Astrid Johnson said...

Strong stuff. Bravo!!!!!!

Anonymous said...

I commented on tWitter about this and was told to man up and comment properly. I said, Management possibly don't get the Fromm quote but, also, there are some in the sector, academics and support, that are too tired to implement the spirit of the quote. I said that Management aren't able to love the Tired back into shape. With restructures comes FUD, from every direction, which does more damage than the restructure. There's no way to write that and make it sound good when, if ejected, a colleague may never recover from the change. Some institutional situations are bad. Managements' previous trust in government and the ideal that education should be free has led to comfortable/obvious/lazy/correct decisions. Right now there is a mad scrap to survive. I want to be part of an institution that survives, that thrives. I said on tWitter that I don't have any answers, I'm naive. I think that we need to find the stars of our institution's academic and support staff, to amplify their sound. Institutions need to be as open as possible, not to cheat in order to survive but to take the crowd with them. To survive we may have to support some of their decisions and nudge in the right direction rather than resist the dodgy ones.

Mark Johnson said...

Are you referring to the Fromm quote (about viciousness) or the Arendt quote about Eichmann?
When you say you don't have an answer, I think you should think harder about an answer!

Fromm's answer is individuation through creativity. I agree with him. As a learning technologist, I am interested in how technology might help us to realise this...

Anonymous said...

Doh...the Arendt quote. The last one. Multitasking. Technology will never hold a student in thrall in the same way as a lecturer does with a good story. It breaks down when they get bored/weary of telling them. Tech can be exciting but can't reach the heights I felt as an undergrad standing with others around a coffee machine listening to the lecturer during his fag break. I'm trying to build an argument that says tech doesn't add to community but it brought me here to read this. Maybe, tech doesn't fizz with enthusiasm, it doesn't bounce, wide eyed with words that sink in. Bookmark and quote later. There is good writing but that is by the academics (just academics? aren't we all academics?) you want to have a coffee with. Thinking about it, trying to widen my thinking, and maybe getting back to a proper subject, tech may help us identify the best writing. OERs (it must be Open) plus social comment could help but that may marginalise subjects. We need to identify the most similar Wheels and aggregate them. We need to help academics understand OERs, that they should be decoupled from the institution, the course and the academic. I'm sure you know all this. We may never settle on an ontology to describe it all but it would help.

*babbling*

I'm with you on creativity. It's when it stops or is stopped that we fail.

Mark Johnson said...

The issue about technology is what fascinates me most. Somehow we have to understand the difference between face-to-face and online engagement. At the same time, we should be aware that online currently is dominated by text, and this may not be the case in the future.

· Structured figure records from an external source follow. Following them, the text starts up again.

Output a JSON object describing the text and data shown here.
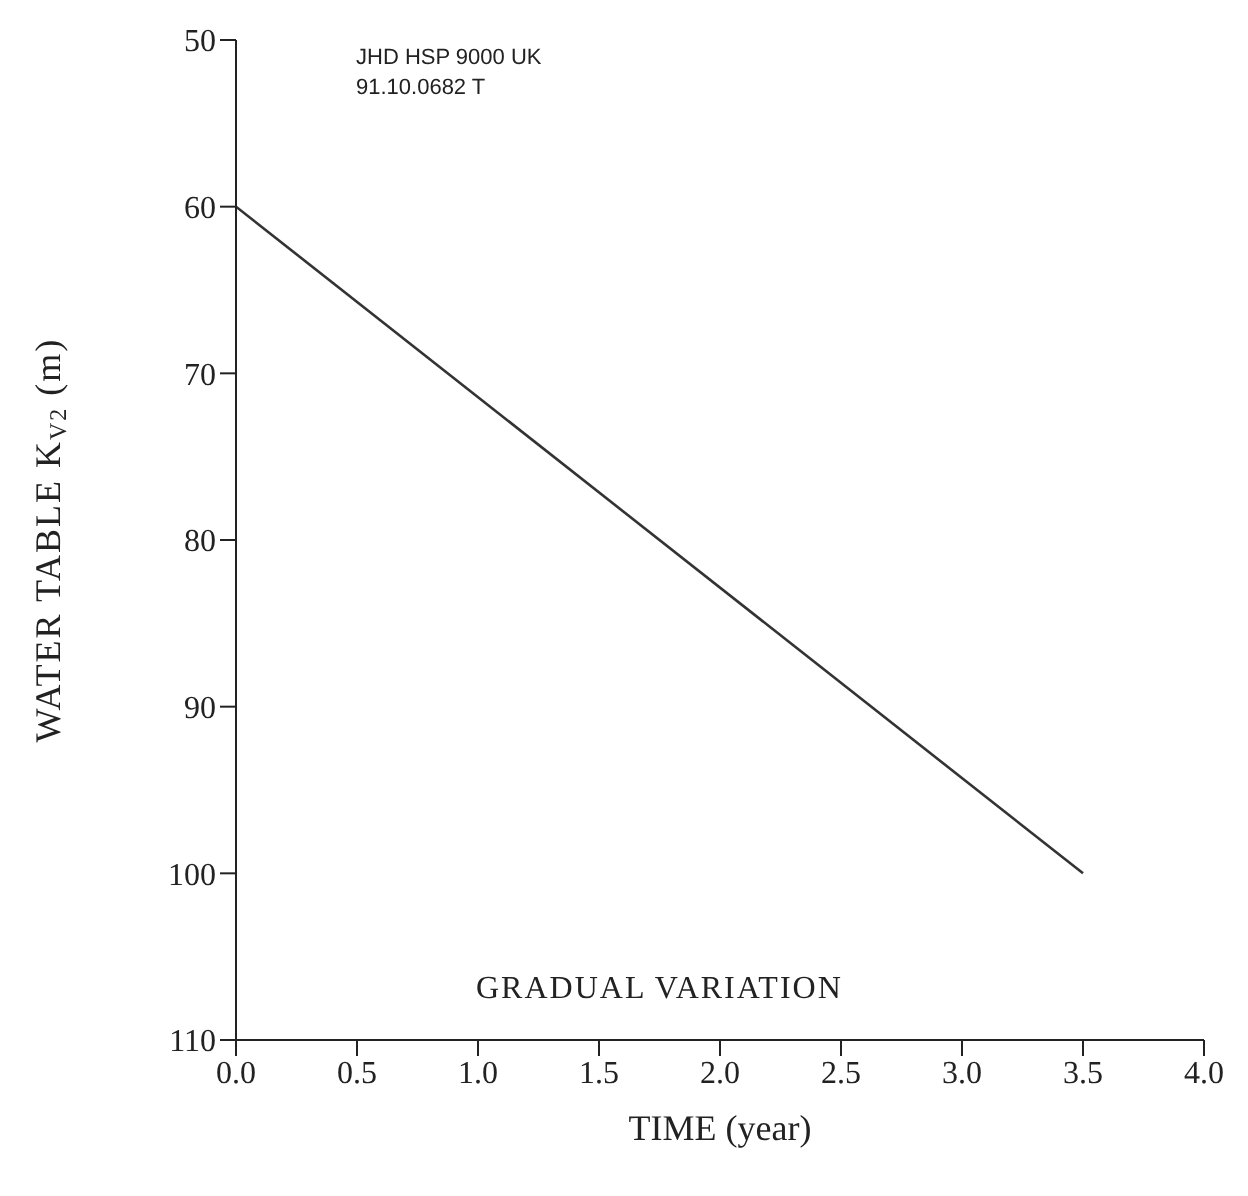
{
  "chart_data": {
    "type": "line",
    "xlabel": "TIME (year)",
    "ylabel": "WATER TABLE K$_{V2}$ (m)",
    "annotations": [
      "JHD HSP 9000 UK",
      "91.10.0682 T",
      "GRADUAL VARIATION"
    ],
    "series": [
      {
        "color": "#333333",
        "x": [
          0,
          3.5
        ],
        "values": [
          60,
          100
        ]
      }
    ],
    "xlim": [
      0,
      4
    ],
    "xticks": [
      {
        "value": 0,
        "label": "0.0"
      },
      {
        "value": 0.5,
        "label": "0.5"
      },
      {
        "value": 1,
        "label": "1.0"
      },
      {
        "value": 1.5,
        "label": "1.5"
      },
      {
        "value": 2,
        "label": "2.0"
      },
      {
        "value": 2.5,
        "label": "2.5"
      },
      {
        "value": 3,
        "label": "3.0"
      },
      {
        "value": 3.5,
        "label": "3.5"
      },
      {
        "value": 4,
        "label": "4.0"
      }
    ],
    "ylim": [
      110,
      50
    ],
    "yticks": [
      50,
      60,
      70,
      80,
      90,
      100,
      110
    ],
    "marker": "none",
    "line_style": "solid"
  }
}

This is why I am fascinated by 'attachment theory' as a way of situating the human relationships we have face-to-face (i.e. mother-child) with the relationships we have online. Work of Ethologists like Lorenz might suggest that there may be a point in the development of technology where our biological mechanisms of attachment may be triggered online in a very similar way to the way they are face-to-face. That would take us to a different place. I would wish it to be a place of 'conviviality' and 'individuation'...

dkernohan said...

Latest in a stream of excellent posts Mark, I've lost count of the number of people I've recommended this blog to.

"Education is the point at which we decide whether we love the world enough to assume responsibility for it" is pretty near perfect.